We (the outside world) didn't really know the extent of the holocaust until after WWII. The Nazis were very good at keeping it a secret from the civilian Germans.

Did 1941's New York really know what the Nazis were doing? I just don't know enough about history to know what was known.

It was a capital offense to discuss to spread rumors about the camps, whether or not they were true.
I think this is fascinating, but your case would be a lot stronger if you provided some sources.
> What if sexual bullying lies deep in male DNA? Not for everyone of course, but for some people.

This is a deeply ignorant question. There are plenty of pleasant little sub-cultures in those more progressive parts of the world which for decades-- if not centuries in some places-- have codified their own approaches to this problem (regardless of whether it comes from DNA or learned experience). I'm not saying they are perfect in any way. But the problems these sub-cultures deal with are several levels above the beginner's question of what to do if some people happen to get pleasure out of inflicting pain.

"Biological imperative" is the phrase the article would have used for the past <n> million years, since the dawn of the species and whatnot.
A think a different way to see the article is, "condemn the behavior, not the person."
I guess I view extreme-right-wing ideologies like opioid abuse: We know that criminalizing drug abuse doesn't really solve the problem.
I find the sweeping generalizing of groups that people are directing their hate towards to be incredibly toxic.

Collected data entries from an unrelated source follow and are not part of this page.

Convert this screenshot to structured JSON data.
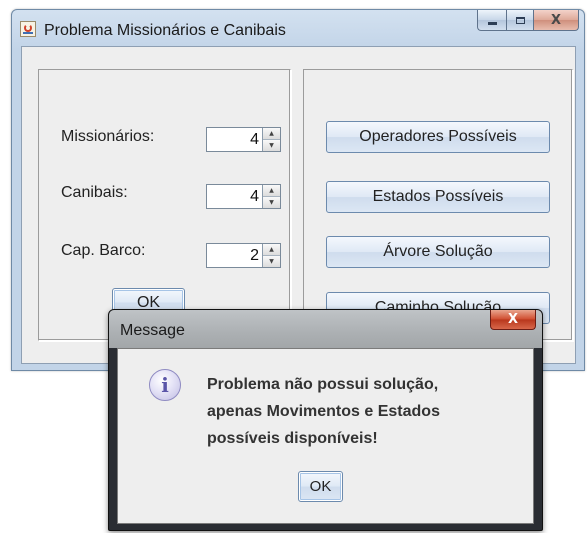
{
  "main_window": {
    "title": "Problema Missionários e Canibais",
    "controls": {
      "minimize_icon": "minimize-icon",
      "maximize_icon": "maximize-icon",
      "close_glyph": "X"
    },
    "fields": [
      {
        "label": "Missionários:",
        "value": "4"
      },
      {
        "label": "Canibais:",
        "value": "4"
      },
      {
        "label": "Cap. Barco:",
        "value": "2"
      }
    ],
    "ok_label": "OK",
    "buttons": [
      {
        "label": "Operadores Possíveis"
      },
      {
        "label": "Estados Possíveis"
      },
      {
        "label": "Árvore Solução"
      },
      {
        "label": "Caminho Solução"
      }
    ]
  },
  "dialog": {
    "title": "Message",
    "close_glyph": "X",
    "icon": "info-icon",
    "icon_glyph": "i",
    "message_lines": [
      "Problema não possui solução,",
      "apenas Movimentos e Estados",
      "possíveis disponíveis!"
    ],
    "ok_label": "OK"
  },
  "colors": {
    "window_frame": "#c2d4e8",
    "client_background": "#eeeeee",
    "button_border": "#6c8aad",
    "dialog_frame": "#2a2d33",
    "close_button": "#cf4b2e",
    "info_icon": "#5a55a8"
  }
}
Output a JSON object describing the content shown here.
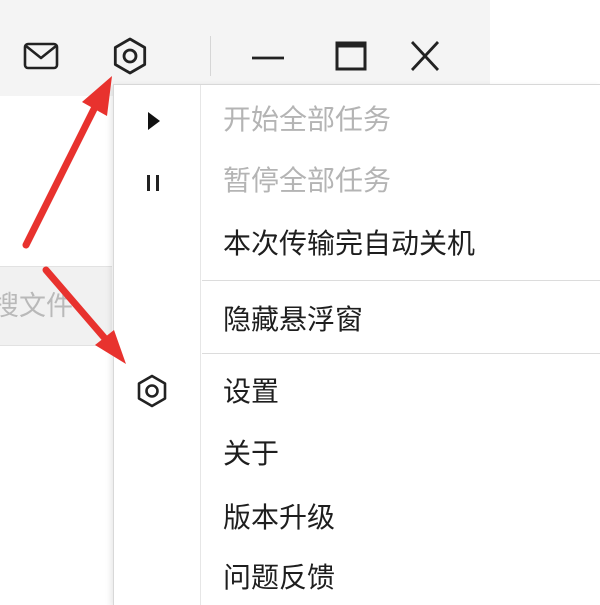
{
  "titlebar": {
    "icons": [
      "mail-icon",
      "settings-icon",
      "minimize-icon",
      "maximize-icon",
      "close-icon"
    ]
  },
  "background": {
    "search_fragment": "搜文件"
  },
  "menu": {
    "items": [
      {
        "label": "开始全部任务",
        "icon": "play-icon",
        "disabled": true
      },
      {
        "label": "暂停全部任务",
        "icon": "pause-icon",
        "disabled": true
      },
      {
        "label": "本次传输完自动关机",
        "disabled": false
      },
      {
        "label": "隐藏悬浮窗",
        "disabled": false
      },
      {
        "label": "设置",
        "icon": "settings-icon",
        "disabled": false
      },
      {
        "label": "关于",
        "disabled": false
      },
      {
        "label": "版本升级",
        "disabled": false
      },
      {
        "label": "问题反馈",
        "disabled": false
      }
    ]
  },
  "annotation": {
    "arrow_color": "#e8322e"
  },
  "colors": {
    "menu_text": "#1e1e1e",
    "menu_disabled": "#b4b4b4",
    "titlebar_bg": "#f4f4f4"
  }
}
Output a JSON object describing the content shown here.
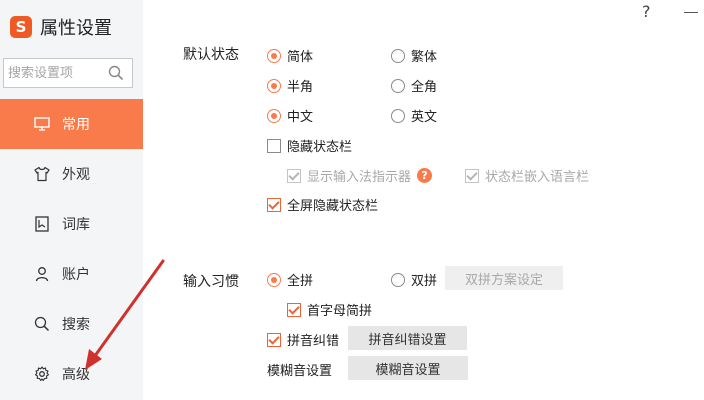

The Boston protests (for example) were purely about Free Speech: http://i.imgur.com/abhmjW8.png

Yet thousands of protesters show up, shout slurs and weave their own narratives that the protesters are nazis which then justify their directed hate.

It's disgusting: https://www.reddit.com/r/AskThe_Donald/comments/6utjoi/anyon...

It's just mobs justifying hate, its the most ironic shit I've ever seen. It just fills me with more discontent and distrust of the majority and the mob.

Idiocracy is getting less and less satirical by the day.

You're upset because other protestors showed up and exercised their right to free speech? Sorry you're disgusted, but it's free speech, you know.
I'm not disgusted by their right to do it.

I'm disgusted with the lack of critical thinking it represents.

So, it's OK if they think as long as they think the way you want?
John 8:7 "He who has committed no sin shall throw stones at Christians"
Correction:

John 8:7 - "He that is without sin among you, let him first cast a stone at her."